Il 35enne ha ufficialmente abbandonato il parquet per inseguire una nuova sfida sul campo da calcio, firmando con lo Zeleznicar Indija, club di terza divisione serba, fino a fine anno. Indosserà la maglia numero 21.
Raduljica, dal basket al calcio per una causa benefica
Il trasferimento non è solo una questione sportiva. Raduljica ha annunciato che donerà interamente il suo stipendio e i ricavi derivanti dalla vendita delle sue maglie alla fondazione umanitaria Serbs for Serbs, che sostiene famiglie bisognose in Serbia e nei Balcani.
“Sono felice che l’accordo sia stato raggiunto così rapidamente e non vedo l’ora di diventare parte dello Zeleznicar. La cosa più importante è che insieme supporteremo Serbs for Serbs, che svolge un lavoro fondamentale per il nostro popolo,” ha dichiarato sul sito ufficiale del club.

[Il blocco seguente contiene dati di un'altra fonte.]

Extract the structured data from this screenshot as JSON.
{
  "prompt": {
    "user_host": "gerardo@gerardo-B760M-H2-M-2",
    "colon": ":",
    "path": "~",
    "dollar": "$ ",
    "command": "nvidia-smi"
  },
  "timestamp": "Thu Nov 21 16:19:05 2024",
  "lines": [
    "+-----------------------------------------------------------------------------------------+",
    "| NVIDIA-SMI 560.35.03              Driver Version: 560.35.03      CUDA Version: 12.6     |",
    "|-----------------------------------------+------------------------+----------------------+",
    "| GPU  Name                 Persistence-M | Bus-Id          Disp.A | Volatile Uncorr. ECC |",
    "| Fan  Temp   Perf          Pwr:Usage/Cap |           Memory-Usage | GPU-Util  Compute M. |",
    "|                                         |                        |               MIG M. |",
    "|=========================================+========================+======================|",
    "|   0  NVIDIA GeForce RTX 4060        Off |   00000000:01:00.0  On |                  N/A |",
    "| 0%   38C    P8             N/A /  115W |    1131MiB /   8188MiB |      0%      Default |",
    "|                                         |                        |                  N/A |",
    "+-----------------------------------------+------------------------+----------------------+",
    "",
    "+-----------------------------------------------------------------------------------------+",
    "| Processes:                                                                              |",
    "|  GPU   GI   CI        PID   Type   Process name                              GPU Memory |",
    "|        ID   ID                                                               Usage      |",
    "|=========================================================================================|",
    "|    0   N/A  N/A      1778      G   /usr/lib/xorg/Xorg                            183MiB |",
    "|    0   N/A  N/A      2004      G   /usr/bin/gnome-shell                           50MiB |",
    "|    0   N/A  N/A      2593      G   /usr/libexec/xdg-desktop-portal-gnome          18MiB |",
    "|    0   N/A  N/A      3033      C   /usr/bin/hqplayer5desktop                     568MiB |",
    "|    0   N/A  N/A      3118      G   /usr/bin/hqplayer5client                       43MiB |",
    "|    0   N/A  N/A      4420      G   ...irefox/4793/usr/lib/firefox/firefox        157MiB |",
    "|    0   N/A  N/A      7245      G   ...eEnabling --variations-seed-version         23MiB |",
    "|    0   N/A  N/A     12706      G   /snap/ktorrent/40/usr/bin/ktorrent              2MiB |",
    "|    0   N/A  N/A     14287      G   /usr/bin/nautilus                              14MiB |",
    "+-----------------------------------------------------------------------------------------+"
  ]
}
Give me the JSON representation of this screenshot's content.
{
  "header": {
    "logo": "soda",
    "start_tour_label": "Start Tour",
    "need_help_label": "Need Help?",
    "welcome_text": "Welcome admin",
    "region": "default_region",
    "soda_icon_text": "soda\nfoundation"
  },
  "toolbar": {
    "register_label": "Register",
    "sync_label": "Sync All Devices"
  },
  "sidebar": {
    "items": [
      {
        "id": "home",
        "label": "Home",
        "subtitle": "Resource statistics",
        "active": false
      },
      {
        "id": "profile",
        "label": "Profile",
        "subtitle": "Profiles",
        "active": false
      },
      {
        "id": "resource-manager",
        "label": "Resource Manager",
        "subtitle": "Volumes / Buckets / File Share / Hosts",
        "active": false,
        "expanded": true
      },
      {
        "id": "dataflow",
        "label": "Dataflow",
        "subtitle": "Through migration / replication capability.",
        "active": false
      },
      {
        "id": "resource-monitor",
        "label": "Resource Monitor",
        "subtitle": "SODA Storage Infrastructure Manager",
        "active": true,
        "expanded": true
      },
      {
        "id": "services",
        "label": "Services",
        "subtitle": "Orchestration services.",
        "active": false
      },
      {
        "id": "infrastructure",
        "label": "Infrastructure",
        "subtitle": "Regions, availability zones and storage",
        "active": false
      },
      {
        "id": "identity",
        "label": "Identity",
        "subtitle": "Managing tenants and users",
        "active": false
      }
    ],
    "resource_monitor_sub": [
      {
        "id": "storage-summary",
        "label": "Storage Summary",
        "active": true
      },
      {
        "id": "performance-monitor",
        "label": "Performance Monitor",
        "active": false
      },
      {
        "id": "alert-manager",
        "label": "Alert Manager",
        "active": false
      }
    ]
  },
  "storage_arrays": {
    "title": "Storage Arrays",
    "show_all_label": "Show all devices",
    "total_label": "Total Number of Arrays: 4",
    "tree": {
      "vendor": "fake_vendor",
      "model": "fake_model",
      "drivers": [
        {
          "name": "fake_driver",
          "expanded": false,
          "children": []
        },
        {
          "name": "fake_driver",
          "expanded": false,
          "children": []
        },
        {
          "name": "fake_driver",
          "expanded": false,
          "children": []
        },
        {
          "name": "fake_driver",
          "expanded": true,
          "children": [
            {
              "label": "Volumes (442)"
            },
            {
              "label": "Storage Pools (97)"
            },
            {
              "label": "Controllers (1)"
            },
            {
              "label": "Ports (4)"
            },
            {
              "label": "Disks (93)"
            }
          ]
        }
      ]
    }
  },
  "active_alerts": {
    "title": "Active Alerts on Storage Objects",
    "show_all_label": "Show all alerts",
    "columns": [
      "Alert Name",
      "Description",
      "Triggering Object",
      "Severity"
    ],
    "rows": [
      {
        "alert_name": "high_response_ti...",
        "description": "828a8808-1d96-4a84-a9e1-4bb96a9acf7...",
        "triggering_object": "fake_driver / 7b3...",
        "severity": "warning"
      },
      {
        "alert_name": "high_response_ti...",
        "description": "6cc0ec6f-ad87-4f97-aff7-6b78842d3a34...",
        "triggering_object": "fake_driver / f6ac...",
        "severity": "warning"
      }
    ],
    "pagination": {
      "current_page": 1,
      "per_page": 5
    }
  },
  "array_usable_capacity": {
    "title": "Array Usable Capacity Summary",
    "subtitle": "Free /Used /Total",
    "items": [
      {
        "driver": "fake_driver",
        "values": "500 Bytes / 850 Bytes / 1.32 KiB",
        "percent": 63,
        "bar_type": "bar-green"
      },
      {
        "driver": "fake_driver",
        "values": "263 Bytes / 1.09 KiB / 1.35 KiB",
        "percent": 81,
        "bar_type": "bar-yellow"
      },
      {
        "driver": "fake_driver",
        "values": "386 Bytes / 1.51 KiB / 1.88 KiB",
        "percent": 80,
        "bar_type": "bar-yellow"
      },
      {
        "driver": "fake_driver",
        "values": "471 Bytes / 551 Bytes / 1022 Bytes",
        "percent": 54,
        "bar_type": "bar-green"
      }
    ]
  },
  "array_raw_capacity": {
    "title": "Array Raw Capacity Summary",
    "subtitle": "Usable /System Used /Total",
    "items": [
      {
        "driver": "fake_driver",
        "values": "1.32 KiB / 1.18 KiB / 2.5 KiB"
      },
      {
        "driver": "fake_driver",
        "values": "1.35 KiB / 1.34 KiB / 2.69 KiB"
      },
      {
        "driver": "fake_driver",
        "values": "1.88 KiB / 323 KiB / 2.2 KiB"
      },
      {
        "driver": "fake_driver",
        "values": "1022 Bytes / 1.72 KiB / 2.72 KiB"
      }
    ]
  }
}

Un ruolo nuovo e un obiettivo chiaro
Raduljica, che andrà a colmare il vuoto lasciato dall’attaccante Nikola Komazec (trasferitosi all’estero), ha spiegato di voler contribuire anche sul piano sportivo:
“Gli obiettivi in campo sono ambiziosi: vogliamo vedere lo Zeleznicar presto nella Prima Lega serba”.
Il serbo ha già espresso entusiasmo per conoscere i nuovi compagni e iniziare gli allenamenti da calciatore.
Una delle transizioni più insolite nello sport serbo
Il passaggio di Miroslav Raduljica dal basket al calcio rappresenta una delle storie più particolari dello sport europeo: un ex gigante dell’EuroLeague che si reinventa attaccante, con un progetto che unisce passione sportiva e beneficenza.
Per i tifosi dello Zeleznicar Indija, la sua presenza non sarà soltanto una curiosità, ma anche un simbolo di impegno sociale e di speranza per le famiglie sostenute da Serbs for Serbs.